There was no error in the denial of the defendants' motions for directed verdicts in their favor. As already pointed out, the jury could have found that before crossing the northerly part of the turnpike the plaintiffs looked and saw the vehicle in question three hundred feet away, and that the plaintiffs were proceeding to cross at a place designed for a crossover. In all the circumstances, it could not have been ruled properly that they were guilty of contributory negligence. A pedestrian, whether he sees an automobile or not, has a right to rely to some extent on the expectation that its operator will exercise a proper degree of care for his safety. This aspect of the case is governed largely by Legg v. Bloom, 282 Mass. 303 , 305, and Nolan v. Shea, 312 Mass. 631 , 634, and cases cited. See G. L. (Ter. Ed.) c. 231, Section 85; Martin v. Florin, 273 Mass. 13 , 15.
The evidence was sufficient to warrant the jury in finding that the injuries sustained by the plaintiffs were caused by negligence of Butler. It could not have been ruled properly that there was no evidence of negligence on his part which bore a causal relation to the plaintiffs' injuries. It is obvious that findings were warranted that Butler saw the plaintiffs crossing the turnpike toward the point of collision when he was one hundred fifty feet distant from them; that he could have stopped his vehicle in time to prevent the accident (Birch v. Strout, 303 Mass. 28 ); that he neglected to do so; that, in the face of the fact that he could not see far ahead of him because of weather conditions, he did not slow down while approaching the plaintiffs in violation of the provisions of G. L. (Ter.

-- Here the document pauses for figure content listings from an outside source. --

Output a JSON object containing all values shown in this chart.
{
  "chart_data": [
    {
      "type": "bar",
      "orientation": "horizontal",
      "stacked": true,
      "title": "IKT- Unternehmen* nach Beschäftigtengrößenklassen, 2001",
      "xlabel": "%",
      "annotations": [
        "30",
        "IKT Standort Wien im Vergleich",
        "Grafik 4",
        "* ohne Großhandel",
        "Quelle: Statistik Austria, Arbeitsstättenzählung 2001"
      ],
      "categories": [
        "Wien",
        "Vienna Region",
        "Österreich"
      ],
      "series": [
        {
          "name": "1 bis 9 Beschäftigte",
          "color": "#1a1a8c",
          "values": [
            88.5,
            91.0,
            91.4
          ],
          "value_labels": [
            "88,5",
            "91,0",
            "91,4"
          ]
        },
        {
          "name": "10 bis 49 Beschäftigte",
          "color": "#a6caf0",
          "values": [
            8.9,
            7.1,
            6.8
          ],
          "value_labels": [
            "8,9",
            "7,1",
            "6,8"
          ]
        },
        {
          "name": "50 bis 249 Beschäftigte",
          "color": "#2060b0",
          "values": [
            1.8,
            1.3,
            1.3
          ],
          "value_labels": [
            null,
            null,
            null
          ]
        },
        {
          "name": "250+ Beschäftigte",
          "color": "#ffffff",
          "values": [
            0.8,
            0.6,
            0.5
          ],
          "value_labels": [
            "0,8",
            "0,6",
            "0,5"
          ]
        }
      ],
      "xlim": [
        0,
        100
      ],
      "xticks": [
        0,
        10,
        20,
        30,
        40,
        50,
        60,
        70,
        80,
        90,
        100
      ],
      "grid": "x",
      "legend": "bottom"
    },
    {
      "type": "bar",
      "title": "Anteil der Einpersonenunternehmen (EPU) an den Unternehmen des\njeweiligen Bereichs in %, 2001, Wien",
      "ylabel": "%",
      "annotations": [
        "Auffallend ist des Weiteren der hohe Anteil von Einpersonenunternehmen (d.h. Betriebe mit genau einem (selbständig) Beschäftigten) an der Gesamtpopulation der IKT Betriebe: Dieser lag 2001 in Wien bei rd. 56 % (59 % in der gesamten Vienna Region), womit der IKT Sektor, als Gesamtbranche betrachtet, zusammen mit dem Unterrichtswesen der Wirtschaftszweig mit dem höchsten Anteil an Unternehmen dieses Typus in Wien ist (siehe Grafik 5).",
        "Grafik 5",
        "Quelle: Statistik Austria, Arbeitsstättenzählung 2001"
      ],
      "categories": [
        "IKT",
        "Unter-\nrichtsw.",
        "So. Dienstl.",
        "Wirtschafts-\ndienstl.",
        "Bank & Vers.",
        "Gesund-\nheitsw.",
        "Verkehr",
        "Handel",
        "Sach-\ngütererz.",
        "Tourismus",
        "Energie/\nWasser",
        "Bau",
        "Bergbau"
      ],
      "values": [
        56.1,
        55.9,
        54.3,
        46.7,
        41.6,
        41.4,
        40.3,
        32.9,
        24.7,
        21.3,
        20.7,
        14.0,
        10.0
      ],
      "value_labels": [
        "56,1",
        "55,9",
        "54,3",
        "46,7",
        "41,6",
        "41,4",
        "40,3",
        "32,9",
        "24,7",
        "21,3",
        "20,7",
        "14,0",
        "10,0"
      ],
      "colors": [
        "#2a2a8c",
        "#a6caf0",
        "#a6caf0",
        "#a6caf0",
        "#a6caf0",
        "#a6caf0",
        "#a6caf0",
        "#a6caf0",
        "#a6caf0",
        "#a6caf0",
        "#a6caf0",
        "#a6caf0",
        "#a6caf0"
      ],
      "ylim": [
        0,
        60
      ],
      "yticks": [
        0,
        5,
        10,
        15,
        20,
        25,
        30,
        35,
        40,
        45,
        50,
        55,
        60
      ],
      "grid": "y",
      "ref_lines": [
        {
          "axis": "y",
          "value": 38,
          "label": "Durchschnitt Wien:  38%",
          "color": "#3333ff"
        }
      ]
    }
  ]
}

Ed.) c. 90, Section 14, as amended, so that this violation of the statute was not a mere condition, but bore a causal relation to the accident resulting in the plaintiffs' injuries; (see Baggs v. Hirschfield, 293 Mass. 1 , 2-3,) and therefore the question whether the defendants were negligent was properly left to the jury. Campbell v. Cairns, 302 Mass. 584 , 586, and cases cited. Birch v. Strout, 303 Mass. 28 . Tookmanian v. Fanning, 308 Mass. 162 . Mroczek v. Craig, 312 Mass. 236 , 238. See Holden v. Bloom, 314 Mass. 309 , 311.
No contention has been made that the automobile was not being operated by Butler within the scope of his employment by the defendant Kendrick. See G. L. (Ter. Ed.) c. 231, Section 85A. In fact that issue was waived by the defendants before us.
[Note 1] The companion cases are by Elizabeth Savage against the same defendant, and by Minnie F. Shea and Elizabeth Savage, respectively, against Stanley D. Kendrick, doing business as Southgate Wrecking Company.